At study entry, median age was 11 months (interquartile range, 6-16 months); 17% were sensitized, and 98% were virus positive. Current asthma (n = 37) at 8 years was divided into atopic (n = 19) and nonatopic (n = 18) asthma. The risk factors for current atopic asthma at study entry were sensitization (adjusted odds ratio [OR], 12; P < .001), eczema (adjusted OR, 4.8; P = .014), and wheezing with rhinovirus (adjusted OR, 5.0; P = .035). The risk factors for nonatopic asthma were the first severe respiratory syncytial virus/rhinovirus-negative wheezing episode (adjusted OR, 8.0; P = .001), first wheezing episode at age less than 12 months (adjusted OR, 7.3; P = .007), and parental smoking (adjusted OR, 3.8; P = .028).

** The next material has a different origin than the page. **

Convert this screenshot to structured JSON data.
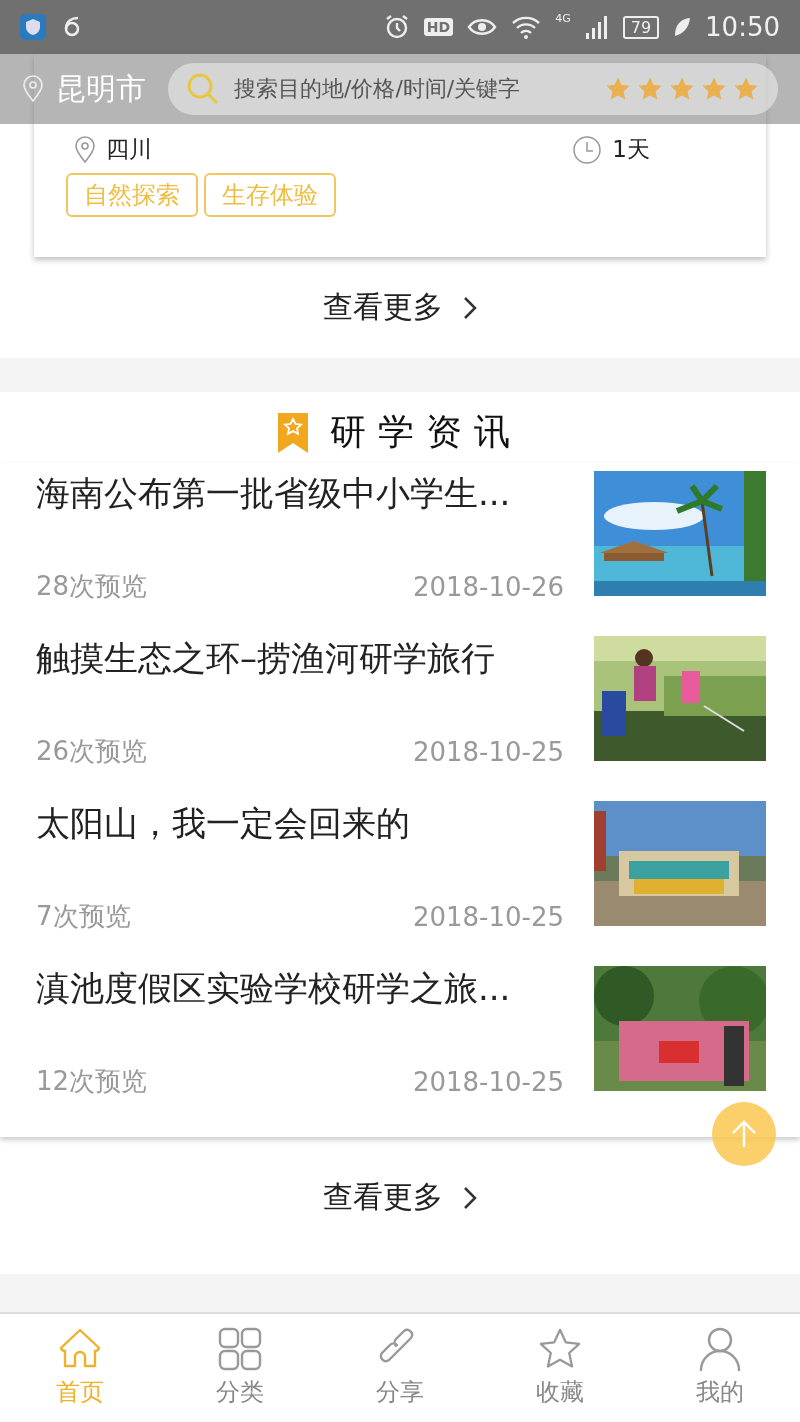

The data suggest diverse asthma phenotypes and mechanisms that can be predicted by using simple clinical markers at the time of the first severe wheezing episode. These findings are important for designing early intervention strategies for secondary prevention of asthma.
儿童期持续性哮喘主要由特应性驱动。然而,关于儿童哮喘表型的危险因素的数据有限。
我们试图确定首次严重喘息发作时的危险因素,以预测7年后的当前哮喘情况,并分别针对特应性和非特应性哮喘进行预测。
对127名首次出现严重喘息发作(90%住院治疗/10%在急诊科治疗)且未使用过类固醇的儿童进行了7年的随访。主要结局是8岁时的当前哮喘情况,同时也分别分析了特应性哮喘和非特应性哮喘。分析了包括致敏、病毒病因及其他主要哮喘危险因素在内的危险因素。
研究开始时,中位年龄为11个月(四分位间距,6 - 16个月);17%的儿童致敏,98%的儿童病毒检测呈阳性。8岁时的当前哮喘(n = 37)分为特应性哮喘(n = 19)和非特应性哮喘(n = 18)。研究开始时当前特应性哮喘的危险因素为致敏(调整后的优势比[OR],12;P <.001)、湿疹(调整后的OR,4.8;P =.014)以及与鼻病毒相关的喘息(调整后的OR,5.0;P =.035)。非特应性哮喘的危险因素为首次严重呼吸道合胞病毒/鼻病毒阴性的喘息发作(调整后的OR,8.)。